We return to the futon, and Danielle puts on Mötley Crüe’s first album Too Fast for Love with the volume much lower than when we listened to Quiet Riot.
“You have this on vinyl?” I say.
“Original pressing,” Danielle says proudly as Vince Neil sings “Live Wire.” “It’s Chuck’s. He has quite a collection. Tells Tommy it’s his when Chuck dies.”
“Cool uncle.”
“Did you fuck Mr. Vernon back in high school?”
“Excuse me?”
“That was the rumor. It was decades ago, Portia. No one would care anymore anyway. They’re not going to send him to jail now.”
“There were really rumors about that?”
“Sure. You were always spending time with him alone after class and before school. Some girls are into older men. Daddy issues. I heard you used to go to his apartment too. So of fucking course there were rumors. It was high school!”
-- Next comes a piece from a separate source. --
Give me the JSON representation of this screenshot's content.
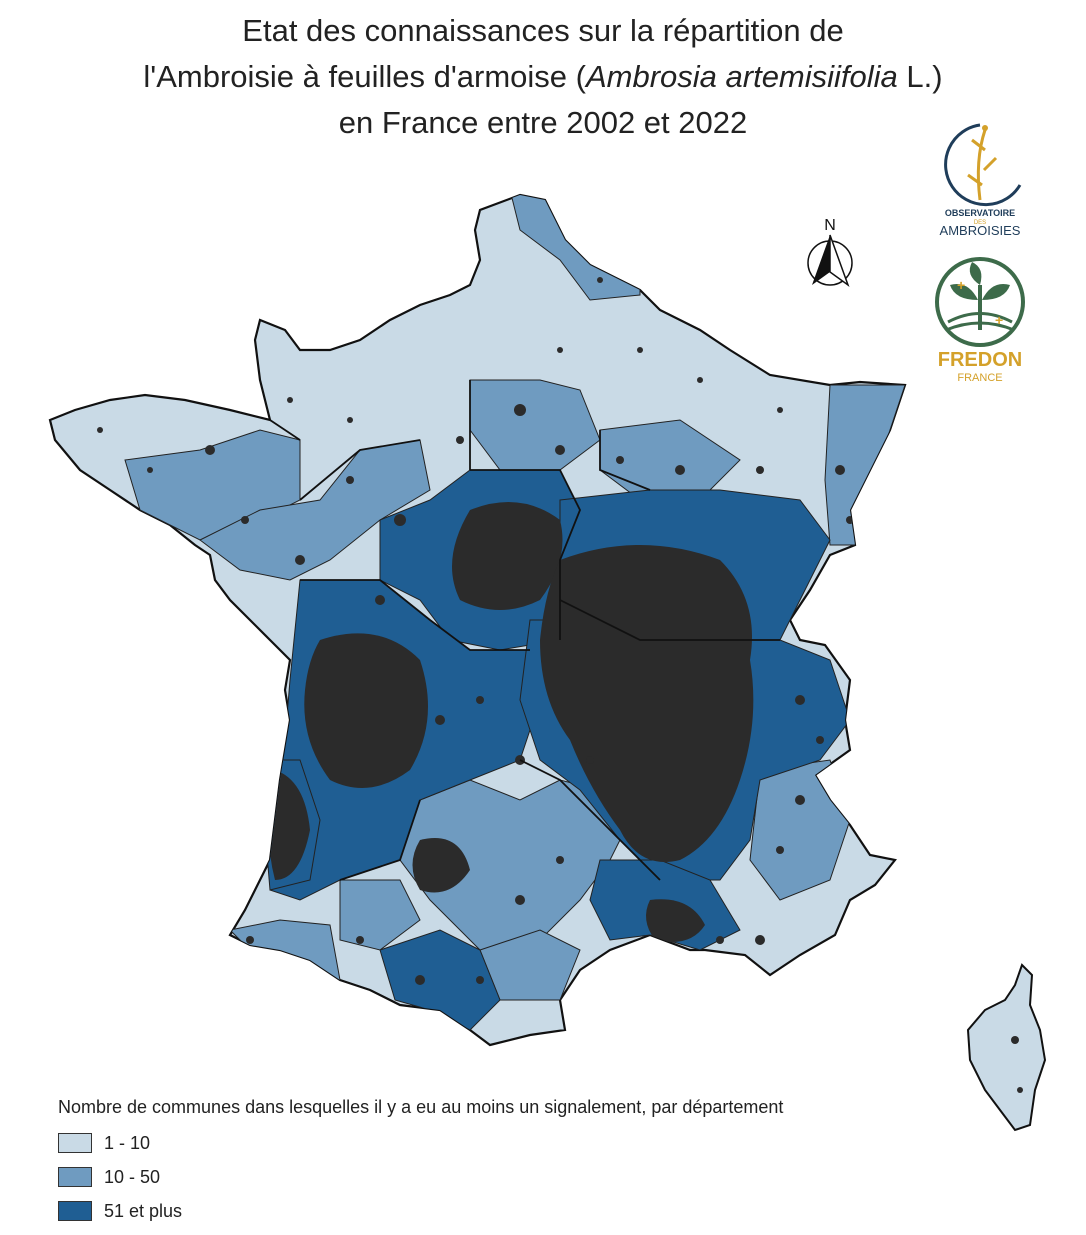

“Unbelievable.” I shake my head. “Mr. Vernon was the closest thing I had to a father figure in high school, so thanks for making my one good teen memory weird. Jesus Christ, Daddy issues? Yuck!”
“So you didn’t fuck him?”
“No. I did not fuck Mr. Vernon. You didn’t know him if you could even think that.”
“Was he gay?”
“I have no idea.”
“People used to say he was gay.”
“Kids said everything and everyone was gay back then. It was the default adjective of our homophobic MTV generation.”
“So what did you talk about all alone with Mr. Vernon?”
“Literature, writing, what I wanted to do with my life, becoming a novelist, if you can believe that,” I say, leaving out the thing we talked about most—my mother—and the Christmas Eve I spent with Mr. Vernon senior year because Mom thought the government had bugged our house, so she was refusing to let me speak, and I was too embarrassed to tell anyone else but him. “What’s happened to him? I’d really like to know.”